ARM processors for Windows laptops are here to stay for the third time. In the new Acer Swift Go 14 AI, the ARM CPU makes room for a large battery, resulting in outstanding runtime. But what about the performance of the Snapdragon laptop? We take a closer look!https://www.notebookcheck.net/Acer-Swift-Go-14-AI-laptop-review-24-hour-runtime-for-the-MacBook-Air-competitor-with-Snapdragon.928808.0.html
Several benchmarks didn't run. Of those that did it was near bottom of class save for a few.
Can't play any modern game performance wise and even many others incompatible-wise.
It excels in playing a video for one whole day!
So, basically, a portable media player?
Yeah, that and office.
No HDMI port, seriously?
This laptop would have been great if it had touchscreen with pen support.
Then you just install Linux and it transforms to a great tool, long battery, native fast linux apps, design tool, organising tool with handwriting recongition and so much more...
But no touchscreen...
I have something similar, Acer Spin 513 with arm64 Kompanio 1380, touchscreen with pen, 3:2 ratio perfect for photographs review, and it runs natively ChromeOS, Android apps, Linux desktop apps. Fanless with great battery.

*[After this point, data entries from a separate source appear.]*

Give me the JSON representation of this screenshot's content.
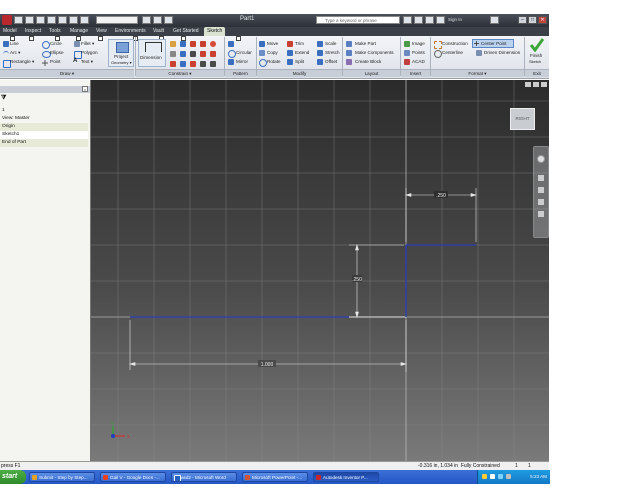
{
  "window": {
    "title": "Part1",
    "search_placeholder": "Type a keyword or phrase",
    "sign_in": "Sign In",
    "min_glyph": "–",
    "max_glyph": "□",
    "close_glyph": "✕"
  },
  "tabs": [
    {
      "label": "Model",
      "key": ""
    },
    {
      "label": "Inspect",
      "key": ""
    },
    {
      "label": "Tools",
      "key": ""
    },
    {
      "label": "Manage",
      "key": ""
    },
    {
      "label": "View",
      "key": ""
    },
    {
      "label": "Environments",
      "key": ""
    },
    {
      "label": "Vault",
      "key": ""
    },
    {
      "label": "Get Started",
      "key": ""
    },
    {
      "label": "Sketch",
      "key": ""
    }
  ],
  "ribbon": {
    "draw": {
      "panel_label": "Draw ▾",
      "line": "Line",
      "circle": "Circle",
      "arc": "Arc ▾",
      "ellipse": "Ellipse",
      "rectangle": "Rectangle ▾",
      "point": "Point",
      "fillet": "Fillet ▾",
      "polygon": "Polygon",
      "text": "Text ▾",
      "project_geometry_1": "Project",
      "project_geometry_2": "Geometry ▾"
    },
    "constrain": {
      "panel_label": "Constrain ▾",
      "dimension": "Dimension"
    },
    "pattern": {
      "panel_label": "Pattern",
      "rectangular": "",
      "circular": "Circular",
      "mirror": "Mirror"
    },
    "modify": {
      "panel_label": "Modify",
      "move": "Move",
      "copy": "Copy",
      "rotate": "Rotate",
      "trim": "Trim",
      "extend": "Extend",
      "split": "Split",
      "scale": "Scale",
      "stretch": "Stretch",
      "offset": "Offset"
    },
    "layout": {
      "panel_label": "Layout",
      "make_part": "Make Part",
      "make_components": "Make Components",
      "create_block": "Create Block"
    },
    "insert": {
      "panel_label": "Insert",
      "image": "Image",
      "points": "Points",
      "acad": "ACAD"
    },
    "format": {
      "panel_label": "Format ▾",
      "construction": "Construction",
      "center_point": "Center Point",
      "centerline": "Centerline",
      "driven_dimension": "Driven Dimension"
    },
    "exit": {
      "panel_label": "Exit",
      "finish_1": "Finish",
      "finish_2": "Sketch"
    }
  },
  "browser": {
    "filter_icon": "filter-icon",
    "items": [
      {
        "label": "1"
      },
      {
        "label": "View: Master"
      },
      {
        "label": "Origin"
      },
      {
        "label": "Sketch1"
      },
      {
        "label": "End of Part"
      }
    ]
  },
  "sketch": {
    "dim_width": "1.000",
    "dim_height": ".250",
    "dim_step": ".250"
  },
  "viewcube": {
    "label": "RIGHT"
  },
  "axis": {
    "x": "X",
    "y": "Y"
  },
  "status": {
    "message": "press F1",
    "coords": "-0.316 in, 1.034 in",
    "constraint": "Fully Constrained",
    "n1": "1",
    "n2": "1"
  },
  "taskbar": {
    "start": "start",
    "items": [
      {
        "label": "Submit - Step by Step...",
        "color": "#e8a020"
      },
      {
        "label": "Gail V - Google Docs -...",
        "color": "#e84020"
      },
      {
        "label": "asd2 - Microsoft Word",
        "color": "#2b5fbd"
      },
      {
        "label": "Microsoft PowerPoint -...",
        "color": "#d35230"
      },
      {
        "label": "Autodesk Inventor P...",
        "color": "#c8262d"
      }
    ],
    "clock": "5:23 AM"
  }
}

The battery life/power consumption data in this review make absolutely no sense:
The power consumption when idle using an external monitor is 9-10 W (no internal display)
The power consumption when idle using the internal display is LOWER at 5-9 W !

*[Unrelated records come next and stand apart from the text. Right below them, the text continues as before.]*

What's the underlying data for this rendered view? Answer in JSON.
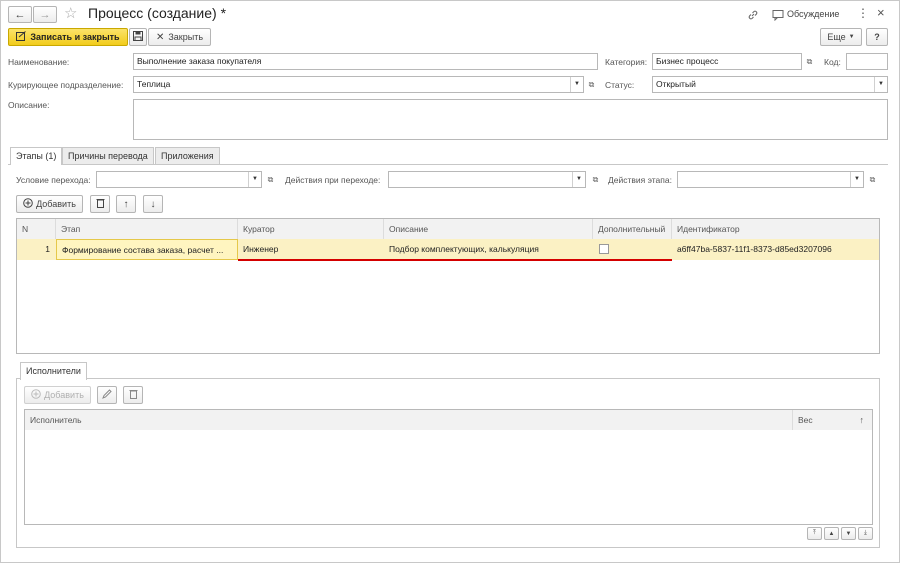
{
  "window": {
    "title": "Процесс (создание) *",
    "discussion_label": "Обсуждение",
    "more_glyph": "⋮",
    "close_glyph": "×",
    "back_glyph": "←",
    "forward_glyph": "→",
    "star_glyph": "☆",
    "link_glyph": "🔗"
  },
  "toolbar": {
    "save_close_label": "Записать и закрыть",
    "close_label": "Закрыть",
    "more_label": "Еще",
    "help_label": "?"
  },
  "form": {
    "name_label": "Наименование:",
    "name_value": "Выполнение заказа покупателя",
    "category_label": "Категория:",
    "category_value": "Бизнес процесс",
    "code_label": "Код:",
    "code_value": "",
    "department_label": "Курирующее подразделение:",
    "department_value": "Теплица",
    "status_label": "Статус:",
    "status_value": "Открытый",
    "description_label": "Описание:",
    "description_value": ""
  },
  "tabs": [
    {
      "label": "Этапы (1)"
    },
    {
      "label": "Причины перевода"
    },
    {
      "label": "Приложения"
    }
  ],
  "stages": {
    "condition_label": "Условие перехода:",
    "transition_actions_label": "Действия при переходе:",
    "stage_actions_label": "Действия этапа:",
    "add_label": "Добавить",
    "columns": [
      "N",
      "Этап",
      "Куратор",
      "Описание",
      "Дополнительный",
      "Идентификатор"
    ],
    "rows": [
      {
        "n": "1",
        "stage": "Формирование состава заказа, расчет ...",
        "curator": "Инженер",
        "description": "Подбор комплектующих, калькуляция",
        "additional": false,
        "id": "a6ff47ba-5837-11f1-8373-d85ed3207096"
      }
    ]
  },
  "executors": {
    "tab_label": "Исполнители",
    "add_label": "Добавить",
    "columns": [
      "Исполнитель",
      "Вес"
    ]
  },
  "colors": {
    "accent_yellow": "#f7d634",
    "selected_row": "#fbf1c4",
    "error_underline": "#d40000"
  }
}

So the internal display takes negative power!
Furthermore, with a 75Wh battery, for it to last 24 hours as claimed, it needs to draw an average of 3W (75Wh/24h), which is much lower than both the above power consumption figures.
Clearly the power consumption data (or battery life) is completely wrong, and it's a pity that wasn't spotted by notebookcheck. Could notebookcheck recheck and reissue their data rather than spreading this false data?
Quote from: Jonathan Smith on December 08, 2024, 18:12:48The battery life/power consumption data in this review make absolutely no sense:
The power consumption when idle using an external monitor is 9-10 W (no internal display)
The power consumption when idle using the internal display is LOWER at 5-9 W !
So the internal display takes negative power!
Furthermore, with a 75Wh battery, for it to last 24 hours as claimed, it needs to draw an average of 3W (75Wh/24h), which is much lower than both the above power consumption figures.
Clearly the power consumption data (or battery life) is completely wrong, and it's a pity that wasn't spotted by notebookcheck. Could notebookcheck recheck and reissue their data rather than spreading this false data?
Read up how power conversion works and losses, this was measured from the AC adapter not internal power consumption which is hard to measure when the laptop is plugged in, few machines report it as they only report charging rate, also the figures are not on battery.